Source: IEEE Spectrum, Oct 2012
Driven by computer algorithms, recommenders help consumers by selecting products they will probably like and might buy based on their browsing, searches, purchases, and preferences. Designed to help retailers boost sales, recommenders are a huge and growing business. Meanwhile, the field of recommender system development has grown from a couple of dozen researchers in the mid-1990s to hundreds of researchers today—working for universities, the large online retailers, and dozens of other companies whose sole focus is on these types of systems.
Over the years, recommenders have evolved considerably. They started as relatively crude and often inaccurate predictors of behavior. But the systems improved quickly as more and different types of data about website users became available and they were able to apply innovative algorithms to that data. Today, recommenders are extremely sophisticated and specialized systems that often seem to know you better than you know yourself. And they’re expanding beyond retail sites. Universities use them to steer students to courses. Cellphone companies rely on them to predict which users are in danger of switching to another provider. And conference organizers have tested them for assigning papers to peer reviewers.
Over the years, the developers of recommender systems have tried a variety of approaches to gather and parse all that data. These days, they’ve mostly settled on what is called the personalized collaborative recommender. That type of recommender is at the heart of Amazon, Netflix, Facebook’s friend suggestions, and Last.fm, a popular music website based in the United Kingdom. They’re “personalized” because they track each user’s behavior—pages viewed, purchases, and ratings—to come up with recommendations; they aren’t bringing up canned sets of suggestions. And they’re “collaborative” because they treat two items as being related based on the fact that lots of other customers have purchased or stated a preference for those items, rather than by analyzing sets of product features or keywords.

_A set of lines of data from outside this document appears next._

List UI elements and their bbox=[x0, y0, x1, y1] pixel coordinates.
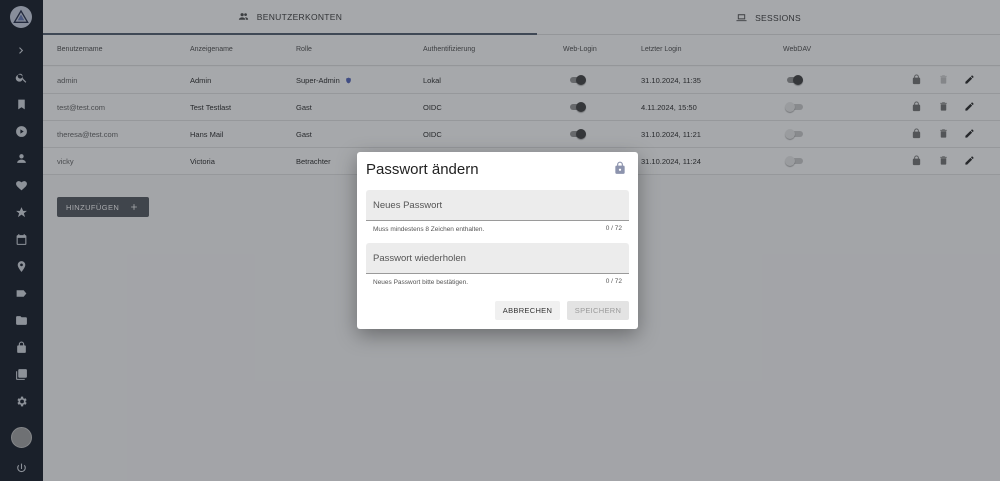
save-button[interactable]: SPEICHERN bbox=[567, 301, 629, 320]
repeat-password-input[interactable] bbox=[366, 243, 629, 273]
lock-icon bbox=[613, 161, 627, 175]
new-password-field[interactable] bbox=[366, 190, 629, 221]
cancel-button[interactable]: ABBRECHEN bbox=[495, 301, 560, 320]
repeat-password-field[interactable] bbox=[366, 243, 629, 274]
dialog-title: Passwort ändern bbox=[366, 161, 479, 178]
new-password-counter: 0 / 72 bbox=[605, 225, 622, 232]
repeat-password-counter: 0 / 72 bbox=[605, 278, 622, 285]
change-password-dialog: Passwort ändern Muss mindestens 8 Zeiche… bbox=[357, 152, 638, 329]
new-password-input[interactable] bbox=[366, 190, 629, 220]
new-password-hint: Muss mindestens 8 Zeichen enthalten. bbox=[373, 226, 485, 233]
repeat-password-hint: Neues Passwort bitte bestätigen. bbox=[373, 279, 469, 286]
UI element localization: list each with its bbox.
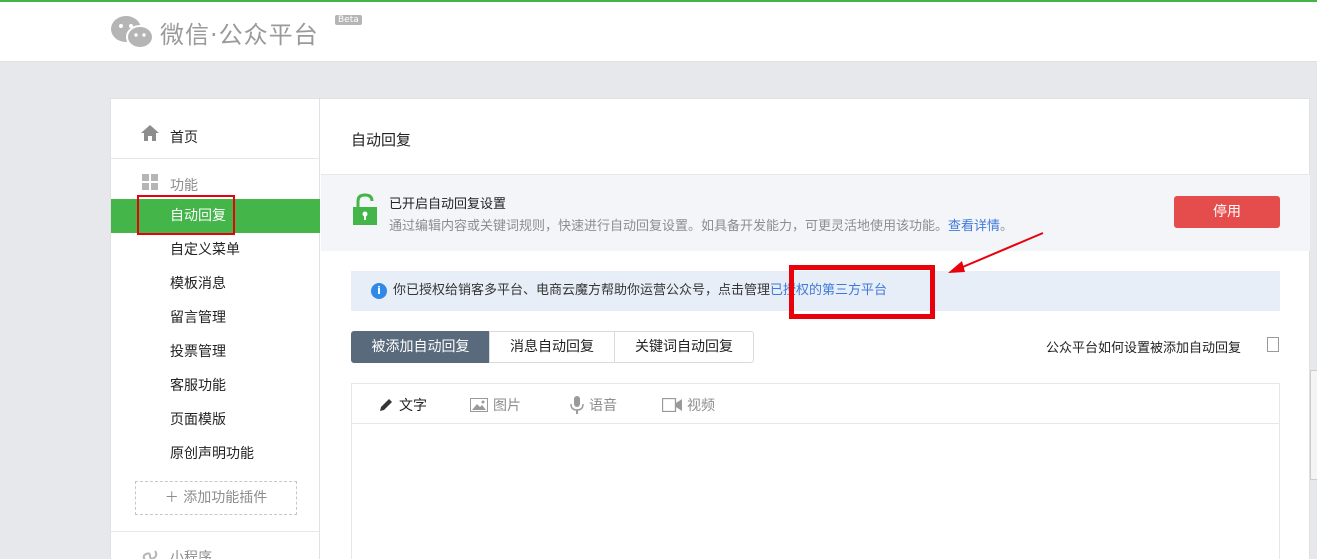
- sidebar-divider: [111, 531, 320, 532]
- notice-text: 你已授权给销客多平台、电商云魔方帮助你运营公众号，点击管理: [393, 283, 771, 298]
- main-panel: 自动回复 已开启自动回复设置 通过编辑内容或关键词规则，快速进行自动回复设置。如…: [321, 99, 1310, 559]
- unlock-icon: [351, 193, 379, 227]
- sidebar-item-original-declaration[interactable]: 原创声明功能: [111, 437, 320, 471]
- sidebar-section-title: 功能: [170, 178, 198, 194]
- tool-image[interactable]: 图片: [470, 395, 521, 415]
- sidebar-item-comment-management[interactable]: 留言管理: [111, 301, 320, 335]
- sidebar-item-home[interactable]: 首页: [111, 99, 320, 159]
- page-title: 自动回复: [351, 131, 412, 149]
- sidebar-item-vote-management[interactable]: 投票管理: [111, 335, 320, 369]
- beta-badge: Beta: [335, 15, 362, 25]
- sidebar-item-customer-service[interactable]: 客服功能: [111, 369, 320, 403]
- content-container: 首页 功能 自动回复 自定义菜单 模板消息 留言管理 投票管理 客服功能 页面模…: [110, 98, 1310, 559]
- document-icon[interactable]: [1267, 337, 1279, 352]
- tool-voice-label: 语音: [589, 398, 617, 414]
- sidebar-home-label: 首页: [170, 130, 198, 146]
- tab-message-reply[interactable]: 消息自动回复: [489, 331, 615, 363]
- sidebar-item-template-message[interactable]: 模板消息: [111, 267, 320, 301]
- editor-toolbar: 文字 图片 语音 视频: [352, 384, 1279, 424]
- image-icon: [470, 398, 488, 412]
- tab-follow-reply[interactable]: 被添加自动回复: [351, 331, 490, 363]
- status-description: 通过编辑内容或关键词规则，快速进行自动回复设置。如具备开发能力，可更灵活地使用该…: [389, 215, 1013, 234]
- pencil-icon: [380, 399, 392, 411]
- annotation-arrow-icon: [948, 232, 1044, 273]
- annotation-box-notice: [789, 265, 935, 319]
- tool-text-label: 文字: [399, 398, 427, 414]
- status-title: 已开启自动回复设置: [389, 197, 507, 212]
- grid-icon: [142, 174, 159, 191]
- status-bar: 已开启自动回复设置 通过编辑内容或关键词规则，快速进行自动回复设置。如具备开发能…: [321, 175, 1310, 251]
- tool-voice[interactable]: 语音: [570, 395, 617, 415]
- microphone-icon: [570, 396, 584, 414]
- info-icon: i: [371, 283, 387, 299]
- reply-editor: 文字 图片 语音 视频: [351, 383, 1280, 559]
- sidebar: 首页 功能 自动回复 自定义菜单 模板消息 留言管理 投票管理 客服功能 页面模…: [111, 99, 320, 559]
- reply-type-tabs: 被添加自动回复 消息自动回复 关键词自动回复: [351, 331, 754, 363]
- mini-program-icon: [141, 546, 159, 559]
- tool-text[interactable]: 文字: [378, 395, 427, 415]
- sidebar-item-custom-menu[interactable]: 自定义菜单: [111, 233, 320, 267]
- plus-icon: ＋: [164, 490, 184, 506]
- tool-image-label: 图片: [493, 398, 521, 414]
- top-bar: 微信·公众平台: [0, 0, 1317, 62]
- sidebar-item-page-template[interactable]: 页面模版: [111, 403, 320, 437]
- stop-button[interactable]: 停用: [1174, 196, 1280, 228]
- logo[interactable]: 微信·公众平台: [110, 14, 319, 50]
- video-icon: [662, 398, 682, 412]
- scrollbar[interactable]: [1310, 370, 1317, 480]
- tab-keyword-reply[interactable]: 关键词自动回复: [614, 331, 754, 363]
- brand-text: 微信·公众平台: [160, 20, 319, 49]
- wechat-logo-icon: [110, 14, 154, 50]
- sidebar-item-mini-program[interactable]: 小程序: [170, 547, 212, 559]
- add-plugin-button[interactable]: ＋ 添加功能插件: [135, 481, 297, 515]
- tool-video[interactable]: 视频: [662, 395, 715, 415]
- status-desc-text: 通过编辑内容或关键词规则，快速进行自动回复设置。如具备开发能力，可更灵活地使用该…: [389, 219, 949, 234]
- add-plugin-label: 添加功能插件: [183, 490, 268, 506]
- tool-video-label: 视频: [687, 398, 715, 414]
- help-link[interactable]: 公众平台如何设置被添加自动回复: [1046, 337, 1241, 356]
- annotation-box-sidebar: [137, 195, 235, 235]
- home-icon: [141, 125, 159, 145]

most recommenders today rely on an “item-item” algorithm, which calculates the distance between each pair of books or movies or what have you according to how closely users who have rated them agree. People who like books by Tom Clancy are likely to rate books by Clive Cussler highly, so books by Clancy and Cussler are in the same neighborhood. Distances between pairs of items, which may be based on the ratings of thousands or millions of users, tend to be relatively stable over time, so recommenders can precompute distances and generate recommendations more quickly. Both Amazon and Netflix have said publicly that they use variants of an item-item algorithm, though they keep the details secret.
Recommenders have two other features that dramatically affect the recommendations you see: First, beyond figuring out how similar you are to other shoppers, the recommender has to figure out what you actually like. Second, the system operates according to a set of business rules that help ensure its recommendations are both helpful to you and profitable for the retailer.
To build trust, the more sophisticated recommender systems strive for some degree of transparency by giving customers an idea of why a particular item was recommended and letting them correct their profiles if they don’t like the recommendations they’re getting.
… analyst Jack Aaronson of the Aaronson Group estimates that investments in recommenders bring in returns of 10 to 30 percent, thanks to the increased sales they drive. And they still have a long way to go.